By Thursday evening, he had written a letter to Stormont’s political leaders telling them it was within their power to recall the Assembly for just one sitting and “have this legislation in place in a matter of days”.

Enacting the bill through Westminster would be a “long and arduous process”, he wrote.

Hours before the letter emerged, Mr Mac Gabhann posted a picture on social media of Dáithí in his hospital bed following the procedure, captioned: “Sitting up and ready to #FIGHT!” His father says he is now home and stable, and ”doing well”. Full results of procedure are not yet known.

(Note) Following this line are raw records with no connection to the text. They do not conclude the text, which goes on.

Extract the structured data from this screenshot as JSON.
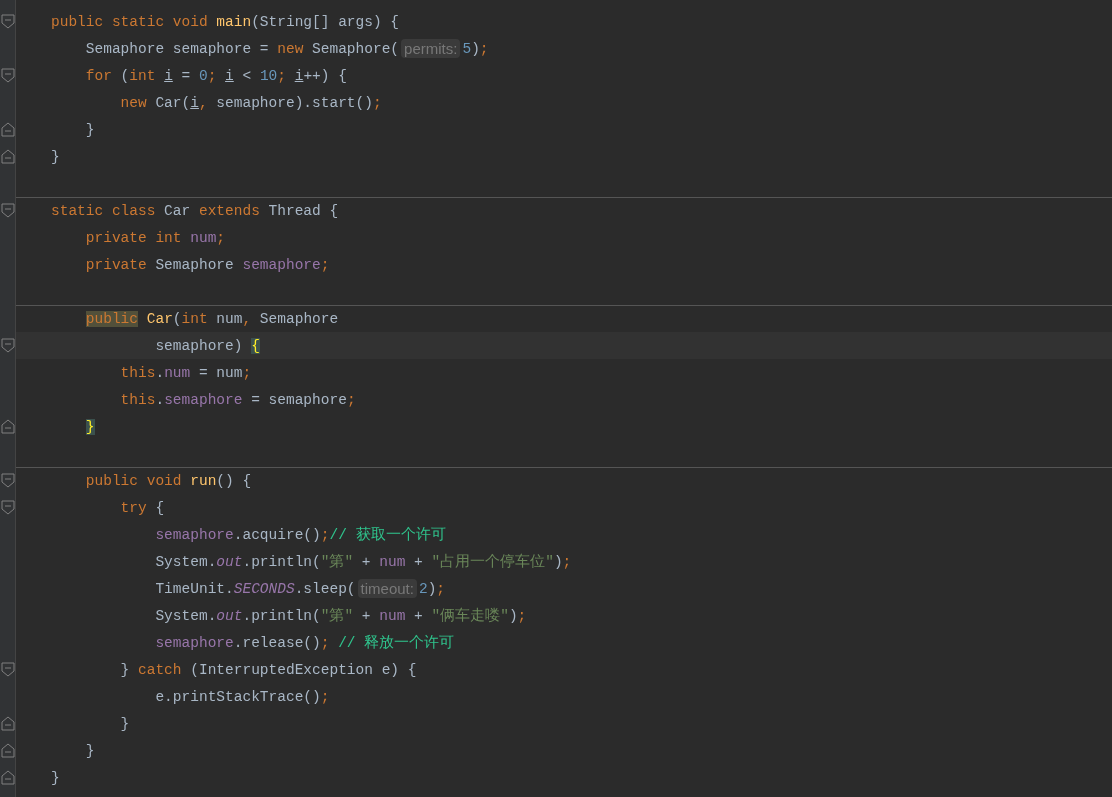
{
  "lines": [
    {
      "kind": "code",
      "fold_start": true,
      "tokens": [
        {
          "kind": "keyword",
          "text": "public static void "
        },
        {
          "kind": "method",
          "text": "main"
        },
        {
          "kind": "plain",
          "text": "(String[] args) {"
        }
      ]
    },
    {
      "kind": "code",
      "tokens": [
        {
          "kind": "plain",
          "text": "    Semaphore semaphore = "
        },
        {
          "kind": "keyword",
          "text": "new"
        },
        {
          "kind": "plain",
          "text": " Semaphore("
        },
        {
          "kind": "hint",
          "text": "permits:"
        },
        {
          "kind": "number",
          "text": "5"
        },
        {
          "kind": "plain",
          "text": ")"
        },
        {
          "kind": "punct",
          "text": ";"
        }
      ]
    },
    {
      "kind": "code",
      "fold_start": true,
      "tokens": [
        {
          "kind": "keyword",
          "text": "    for"
        },
        {
          "kind": "plain",
          "text": " ("
        },
        {
          "kind": "keyword",
          "text": "int "
        },
        {
          "kind": "local",
          "text": "i"
        },
        {
          "kind": "plain",
          "text": " = "
        },
        {
          "kind": "number",
          "text": "0"
        },
        {
          "kind": "punct",
          "text": "; "
        },
        {
          "kind": "local",
          "text": "i"
        },
        {
          "kind": "plain",
          "text": " < "
        },
        {
          "kind": "number",
          "text": "10"
        },
        {
          "kind": "punct",
          "text": "; "
        },
        {
          "kind": "local",
          "text": "i"
        },
        {
          "kind": "plain",
          "text": "++) {"
        }
      ]
    },
    {
      "kind": "code",
      "tokens": [
        {
          "kind": "keyword",
          "text": "        new"
        },
        {
          "kind": "plain",
          "text": " Car("
        },
        {
          "kind": "local",
          "text": "i"
        },
        {
          "kind": "punct",
          "text": ","
        },
        {
          "kind": "plain",
          "text": " semaphore).start()"
        },
        {
          "kind": "punct",
          "text": ";"
        }
      ]
    },
    {
      "kind": "code",
      "fold_end": true,
      "tokens": [
        {
          "kind": "plain",
          "text": "    }"
        }
      ]
    },
    {
      "kind": "code",
      "fold_end": true,
      "tokens": [
        {
          "kind": "plain",
          "text": "}"
        }
      ]
    },
    {
      "kind": "blank"
    },
    {
      "kind": "code",
      "fold_start": true,
      "separator": true,
      "tokens": [
        {
          "kind": "keyword",
          "text": "static class"
        },
        {
          "kind": "plain",
          "text": " Car "
        },
        {
          "kind": "keyword",
          "text": "extends"
        },
        {
          "kind": "plain",
          "text": " Thread {"
        }
      ]
    },
    {
      "kind": "code",
      "tokens": [
        {
          "kind": "keyword",
          "text": "    private int "
        },
        {
          "kind": "field",
          "text": "num"
        },
        {
          "kind": "punct",
          "text": ";"
        }
      ]
    },
    {
      "kind": "code",
      "tokens": [
        {
          "kind": "keyword",
          "text": "    private"
        },
        {
          "kind": "plain",
          "text": " Semaphore "
        },
        {
          "kind": "field",
          "text": "semaphore"
        },
        {
          "kind": "punct",
          "text": ";"
        }
      ]
    },
    {
      "kind": "blank"
    },
    {
      "kind": "code",
      "separator": true,
      "tokens": [
        {
          "kind": "keyword",
          "text": "    public",
          "usage_highlight": true
        },
        {
          "kind": "method",
          "text": " Car"
        },
        {
          "kind": "plain",
          "text": "("
        },
        {
          "kind": "keyword",
          "text": "int"
        },
        {
          "kind": "plain",
          "text": " num"
        },
        {
          "kind": "punct",
          "text": ","
        },
        {
          "kind": "plain",
          "text": " Semaphore"
        }
      ]
    },
    {
      "kind": "code",
      "fold_start": true,
      "current": true,
      "tokens": [
        {
          "kind": "plain",
          "text": "            semaphore) "
        },
        {
          "kind": "plain",
          "text": "{",
          "brace_match": true
        }
      ]
    },
    {
      "kind": "code",
      "tokens": [
        {
          "kind": "keyword",
          "text": "        this"
        },
        {
          "kind": "plain",
          "text": "."
        },
        {
          "kind": "field",
          "text": "num"
        },
        {
          "kind": "plain",
          "text": " = num"
        },
        {
          "kind": "punct",
          "text": ";"
        }
      ]
    },
    {
      "kind": "code",
      "tokens": [
        {
          "kind": "keyword",
          "text": "        this"
        },
        {
          "kind": "plain",
          "text": "."
        },
        {
          "kind": "field",
          "text": "semaphore"
        },
        {
          "kind": "plain",
          "text": " = semaphore"
        },
        {
          "kind": "punct",
          "text": ";"
        }
      ]
    },
    {
      "kind": "code",
      "fold_end": true,
      "tokens": [
        {
          "kind": "plain",
          "text": "    }",
          "brace_match": true
        }
      ]
    },
    {
      "kind": "blank"
    },
    {
      "kind": "code",
      "fold_start": true,
      "separator": true,
      "tokens": [
        {
          "kind": "keyword",
          "text": "    public void "
        },
        {
          "kind": "method",
          "text": "run"
        },
        {
          "kind": "plain",
          "text": "() {"
        }
      ]
    },
    {
      "kind": "code",
      "fold_start": true,
      "tokens": [
        {
          "kind": "keyword",
          "text": "        try"
        },
        {
          "kind": "plain",
          "text": " {"
        }
      ]
    },
    {
      "kind": "code",
      "tokens": [
        {
          "kind": "field",
          "text": "            semaphore"
        },
        {
          "kind": "plain",
          "text": ".acquire()"
        },
        {
          "kind": "punct",
          "text": ";"
        },
        {
          "kind": "comment",
          "text": "// 获取一个许可"
        }
      ]
    },
    {
      "kind": "code",
      "tokens": [
        {
          "kind": "plain",
          "text": "            System."
        },
        {
          "kind": "static",
          "text": "out"
        },
        {
          "kind": "plain",
          "text": ".println("
        },
        {
          "kind": "string",
          "text": "\"第\""
        },
        {
          "kind": "plain",
          "text": " + "
        },
        {
          "kind": "field",
          "text": "num"
        },
        {
          "kind": "plain",
          "text": " + "
        },
        {
          "kind": "string",
          "text": "\"占用一个停车位\""
        },
        {
          "kind": "plain",
          "text": ")"
        },
        {
          "kind": "punct",
          "text": ";"
        }
      ]
    },
    {
      "kind": "code",
      "tokens": [
        {
          "kind": "plain",
          "text": "            TimeUnit."
        },
        {
          "kind": "static",
          "text": "SECONDS"
        },
        {
          "kind": "plain",
          "text": ".sleep("
        },
        {
          "kind": "hint",
          "text": "timeout:"
        },
        {
          "kind": "number",
          "text": "2"
        },
        {
          "kind": "plain",
          "text": ")"
        },
        {
          "kind": "punct",
          "text": ";"
        }
      ]
    },
    {
      "kind": "code",
      "tokens": [
        {
          "kind": "plain",
          "text": "            System."
        },
        {
          "kind": "static",
          "text": "out"
        },
        {
          "kind": "plain",
          "text": ".println("
        },
        {
          "kind": "string",
          "text": "\"第\""
        },
        {
          "kind": "plain",
          "text": " + "
        },
        {
          "kind": "field",
          "text": "num"
        },
        {
          "kind": "plain",
          "text": " + "
        },
        {
          "kind": "string",
          "text": "\"俩车走喽\""
        },
        {
          "kind": "plain",
          "text": ")"
        },
        {
          "kind": "punct",
          "text": ";"
        }
      ]
    },
    {
      "kind": "code",
      "tokens": [
        {
          "kind": "field",
          "text": "            semaphore"
        },
        {
          "kind": "plain",
          "text": ".release()"
        },
        {
          "kind": "punct",
          "text": "; "
        },
        {
          "kind": "comment",
          "text": "// 释放一个许可"
        }
      ]
    },
    {
      "kind": "code",
      "fold_start": true,
      "tokens": [
        {
          "kind": "plain",
          "text": "        } "
        },
        {
          "kind": "keyword",
          "text": "catch"
        },
        {
          "kind": "plain",
          "text": " (InterruptedException e) {"
        }
      ]
    },
    {
      "kind": "code",
      "tokens": [
        {
          "kind": "plain",
          "text": "            e.printStackTrace()"
        },
        {
          "kind": "punct",
          "text": ";"
        }
      ]
    },
    {
      "kind": "code",
      "fold_end": true,
      "tokens": [
        {
          "kind": "plain",
          "text": "        }"
        }
      ]
    },
    {
      "kind": "code",
      "fold_end": true,
      "tokens": [
        {
          "kind": "plain",
          "text": "    }"
        }
      ]
    },
    {
      "kind": "code",
      "fold_end": true,
      "tokens": [
        {
          "kind": "plain",
          "text": "}"
        }
      ]
    }
  ]
}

The DUP signalled on Thursday it will not be returning for a one day Assembly sitting and that Westminster was its preferred route; party leader Jeffrey Donaldson confirmed he is seeking an amendment to the Executive Formation Bill to “enact regulations required for this vital legislation to become effective”.

The party is to meet on Monday to discuss its position on the issue.

At midday on Tuesday, the Stormont Assembly will be recalled in an attempt to pass Dáithí's Law following a petition tabled by Sinn Féin calling for the election of a speaker – a move that would pave the way for the legislation to be enacted. But without the DUP taking part, it cannot be carried.

Reflecting on the past five years, he told The Irish Times said there is “no doubt” their son was instrumental in reforming the law on organ donation.

“There’s been so many people and organisations campaigning about this in the past but we definitely know that Dáithí was the difference.

“Even last year, when the government collapsed a week before it was due to come in, I remember being worried that it wouldn’t get through and having a conversation with a senior director in the Department of Health.

“He said to me: ‘We have Dáithí, Dáithí is the difference ...’ Dáithí was totally the difference; without him and our campaign, I’d say there’d be no chance we’d be sitting here talking about this right now.

“But this should be the time that we’re actually celebrating this law, reflecting on all the hard work we’ve done and being proud of ourselves. But we’re not even being given that opportunity because it can’t go live; we’re still fighting.”